Scene #1: Last Night

Welcome, welcome, welcome to a new Feature here at A Twitchy Mind! Surprised? Well, I suppose I can’t blame you. Nevertheless, here we are. Lately yours truly has been doing some playwriting work, and as a part of that has been writing up several short scenes featuring characters, sets, and plots of all sorts. Needing something to actually POST from time to time, I figure I’d inflict these little scenes upon you, for your reading pleasure or displeasure.

First up is ‘Last Night’, a short two-and-a-bit pager. Despite the fact that drinking makes you forget the events of the night before, beware of those with better memories or restraint than yourselves . . .

Last Night

A cheap apartment living room, with few chairs, a table, and T.V., with a few doors leading to other rooms. Most of the furniture is covered in empty beer bottles. GABE, a clean looking twentysomething-year old in a T-shirt and jeans, sits in one of the empty chairs while reading a newspaper. FRANK enters the living room from his bed room, still dressed like a clerk from the day before. His clothes are rumpled and he looks worse for the wear, apparently having drank the contents of many of the now empty bottles. He plops down into a chair after knocking a few empties off of it.

FRANK

(holds heads in hands and groans) Oh God. I think I’m going to die. Why did I do this to myself? Again?

GABE

(still reading paper, with a cheery tone of voice) Because your job sucks, your boss is a tyrant, and you hate your life?

FRANK

Shut up. I wasn’t talking to you. Why the hell are you so happy, anyways?

GABE

No reason.

(puts paper down on table, smiles at FRANK)

The fact that I don’t drink or have a hangover right now might have something to do with it, though, now that I think about it.

FRANK

Screw you. You don’t have to deal with all the crap I have to. You don’t even have a job. How the hell you keep coming up with your share of the rent I have no idea, and I really don’t want to know. Finding out you’re a hitman or something would just drive me to drink even more.

GABE

Ah, but when you’re the only one at a party who doesn’t drink you hear all sorts of interesting things. And the best part is that you’re usually the only one who remembers them.

FRANK

Oh no.

(finally takes his head out of his hands to look at GABE, horrified)

What did I do?

GABE

Oh, not that much, really.

(GABE leans back in the chair and crosses his arms, and for a moment FRANK looks like he has hope, until GABE speaks again.)

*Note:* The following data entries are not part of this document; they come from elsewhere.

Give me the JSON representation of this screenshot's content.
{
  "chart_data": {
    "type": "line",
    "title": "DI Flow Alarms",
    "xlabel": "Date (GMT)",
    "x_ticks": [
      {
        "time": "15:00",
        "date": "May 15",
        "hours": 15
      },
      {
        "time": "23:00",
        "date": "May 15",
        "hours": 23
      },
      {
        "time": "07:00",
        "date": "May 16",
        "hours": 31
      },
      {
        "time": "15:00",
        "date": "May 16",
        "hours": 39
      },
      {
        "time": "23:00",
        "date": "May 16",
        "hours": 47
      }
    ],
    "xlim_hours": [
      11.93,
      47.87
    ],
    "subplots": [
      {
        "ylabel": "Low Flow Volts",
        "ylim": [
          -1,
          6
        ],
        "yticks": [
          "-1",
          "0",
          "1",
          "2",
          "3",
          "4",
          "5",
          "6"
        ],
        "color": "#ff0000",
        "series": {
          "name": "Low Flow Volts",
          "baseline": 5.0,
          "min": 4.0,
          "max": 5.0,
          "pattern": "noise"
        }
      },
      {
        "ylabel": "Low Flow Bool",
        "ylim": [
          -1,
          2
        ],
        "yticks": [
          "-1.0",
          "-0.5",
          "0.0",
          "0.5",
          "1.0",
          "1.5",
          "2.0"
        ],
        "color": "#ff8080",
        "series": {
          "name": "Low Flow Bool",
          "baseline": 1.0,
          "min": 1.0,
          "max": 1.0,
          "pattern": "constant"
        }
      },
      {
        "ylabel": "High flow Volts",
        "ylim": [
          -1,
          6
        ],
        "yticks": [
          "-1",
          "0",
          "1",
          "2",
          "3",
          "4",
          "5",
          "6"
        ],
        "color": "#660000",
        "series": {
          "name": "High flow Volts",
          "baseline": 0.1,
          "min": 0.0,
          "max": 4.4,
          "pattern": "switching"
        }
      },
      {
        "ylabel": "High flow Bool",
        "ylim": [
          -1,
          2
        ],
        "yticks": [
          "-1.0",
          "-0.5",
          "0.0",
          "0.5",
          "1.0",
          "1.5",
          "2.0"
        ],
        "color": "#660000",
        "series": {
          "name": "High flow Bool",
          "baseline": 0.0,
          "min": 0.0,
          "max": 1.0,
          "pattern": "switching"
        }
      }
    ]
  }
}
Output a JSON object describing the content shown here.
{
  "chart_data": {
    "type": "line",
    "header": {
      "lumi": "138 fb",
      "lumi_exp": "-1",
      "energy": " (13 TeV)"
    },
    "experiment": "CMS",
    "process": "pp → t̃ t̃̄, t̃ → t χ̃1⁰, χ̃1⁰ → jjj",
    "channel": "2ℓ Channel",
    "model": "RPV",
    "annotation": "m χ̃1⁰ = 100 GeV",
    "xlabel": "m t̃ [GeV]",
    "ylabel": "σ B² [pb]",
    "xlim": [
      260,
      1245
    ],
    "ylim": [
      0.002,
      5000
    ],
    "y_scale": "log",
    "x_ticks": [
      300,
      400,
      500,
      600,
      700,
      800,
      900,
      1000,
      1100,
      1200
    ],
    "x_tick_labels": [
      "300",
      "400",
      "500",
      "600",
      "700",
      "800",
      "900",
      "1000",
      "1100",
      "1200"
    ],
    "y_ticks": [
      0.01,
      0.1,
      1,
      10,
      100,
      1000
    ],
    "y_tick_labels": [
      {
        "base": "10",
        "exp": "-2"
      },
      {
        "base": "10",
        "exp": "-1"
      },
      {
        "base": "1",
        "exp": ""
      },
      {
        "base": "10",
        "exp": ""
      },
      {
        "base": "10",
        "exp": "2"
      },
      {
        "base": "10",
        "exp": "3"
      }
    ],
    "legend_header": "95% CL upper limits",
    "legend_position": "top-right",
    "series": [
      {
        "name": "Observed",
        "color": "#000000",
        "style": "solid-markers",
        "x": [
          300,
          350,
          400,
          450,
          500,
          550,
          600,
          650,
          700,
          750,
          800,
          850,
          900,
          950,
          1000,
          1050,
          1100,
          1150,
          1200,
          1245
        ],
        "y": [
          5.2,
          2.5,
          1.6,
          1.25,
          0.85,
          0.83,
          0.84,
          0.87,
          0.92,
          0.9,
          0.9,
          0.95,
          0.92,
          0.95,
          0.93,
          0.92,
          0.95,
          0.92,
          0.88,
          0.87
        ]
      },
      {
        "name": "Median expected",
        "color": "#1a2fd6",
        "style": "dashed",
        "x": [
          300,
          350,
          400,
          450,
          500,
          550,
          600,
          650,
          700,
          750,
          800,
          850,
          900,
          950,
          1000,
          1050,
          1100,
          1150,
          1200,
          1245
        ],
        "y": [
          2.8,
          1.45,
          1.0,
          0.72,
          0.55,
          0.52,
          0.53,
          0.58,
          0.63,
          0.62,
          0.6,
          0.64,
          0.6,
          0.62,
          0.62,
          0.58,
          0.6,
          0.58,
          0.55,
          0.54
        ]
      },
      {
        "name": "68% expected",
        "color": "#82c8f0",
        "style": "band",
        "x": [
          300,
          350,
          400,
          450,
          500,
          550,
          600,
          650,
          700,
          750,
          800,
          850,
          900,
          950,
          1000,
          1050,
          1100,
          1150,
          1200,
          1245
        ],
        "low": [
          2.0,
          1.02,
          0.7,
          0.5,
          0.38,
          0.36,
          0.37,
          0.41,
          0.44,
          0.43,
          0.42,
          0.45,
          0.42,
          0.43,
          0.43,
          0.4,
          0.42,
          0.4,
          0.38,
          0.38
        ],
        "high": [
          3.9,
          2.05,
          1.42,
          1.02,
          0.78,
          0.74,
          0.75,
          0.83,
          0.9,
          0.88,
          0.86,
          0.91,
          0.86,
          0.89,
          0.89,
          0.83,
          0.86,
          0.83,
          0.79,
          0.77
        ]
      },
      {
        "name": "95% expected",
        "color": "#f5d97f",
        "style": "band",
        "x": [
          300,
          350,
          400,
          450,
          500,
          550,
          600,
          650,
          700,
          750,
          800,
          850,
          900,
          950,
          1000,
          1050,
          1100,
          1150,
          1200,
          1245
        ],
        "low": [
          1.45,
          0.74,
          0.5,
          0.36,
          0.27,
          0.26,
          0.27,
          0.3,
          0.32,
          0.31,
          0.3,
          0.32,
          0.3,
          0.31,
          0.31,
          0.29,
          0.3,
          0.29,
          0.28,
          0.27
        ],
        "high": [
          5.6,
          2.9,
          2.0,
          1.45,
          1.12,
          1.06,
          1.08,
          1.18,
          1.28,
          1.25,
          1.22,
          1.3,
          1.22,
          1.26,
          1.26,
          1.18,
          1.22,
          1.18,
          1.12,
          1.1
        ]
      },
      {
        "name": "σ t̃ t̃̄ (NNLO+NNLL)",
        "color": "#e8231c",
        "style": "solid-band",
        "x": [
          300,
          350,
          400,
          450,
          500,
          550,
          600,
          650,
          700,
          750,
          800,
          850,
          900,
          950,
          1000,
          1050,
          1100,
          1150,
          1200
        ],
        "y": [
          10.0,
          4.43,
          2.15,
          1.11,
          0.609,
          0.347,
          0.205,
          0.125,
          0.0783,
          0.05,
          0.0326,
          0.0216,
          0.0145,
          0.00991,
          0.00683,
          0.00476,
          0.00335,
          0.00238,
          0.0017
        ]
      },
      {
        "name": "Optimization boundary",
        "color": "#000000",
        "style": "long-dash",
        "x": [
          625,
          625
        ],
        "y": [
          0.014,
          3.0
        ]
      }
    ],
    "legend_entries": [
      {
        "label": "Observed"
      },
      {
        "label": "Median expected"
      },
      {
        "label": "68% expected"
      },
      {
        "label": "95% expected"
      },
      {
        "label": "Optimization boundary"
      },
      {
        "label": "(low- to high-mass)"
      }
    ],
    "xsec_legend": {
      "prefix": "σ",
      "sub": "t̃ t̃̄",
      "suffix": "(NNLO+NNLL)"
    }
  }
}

You just went into exquisite detail about what you thought of your boss.

FRANK

Oh shit. Sam was here last night! He’s the worst gossip in the entire frigging company! Everybody and their mothers will know what I said!

GABE

(thoroughly enjoying himself) Speaking of mothers, the things you said about your boss’ mother! I’m telling you, the paint nearly peeled off the walls. And then you got into what your boss did with his dog on the weekends . . .

FRANK

Fuck, fuck, fuck!

(stands up, begins pacing frantically)

He’s fired people for breaking too many pencils! He’s going to can me, I’m sure of it!

GABE

Relax. I made sure Sam got hammered. Odd how he never noticed I wasn’t actually drinking in our little ‘drinking contest’. By the time the others carried him out of here, I’d be surprised if he remembered his own name, never mind what you were going on about.

FRANK

(looks visibly relieved and sits back down) You’re cruel, you know that? Had me worried over nothing. Thanks, though.

GABE

No problem.

(glances over at FRANK, grinning wickedly)

Of course, I could still remind Same about what he heard, job his memory a bit.

FRANK

(having finally started to relax, he jerks upright in his seat, shocked) HUH!?

GABE

Hey, Frank, would you mind covering my share of the rent this month? I’d really appreciate it!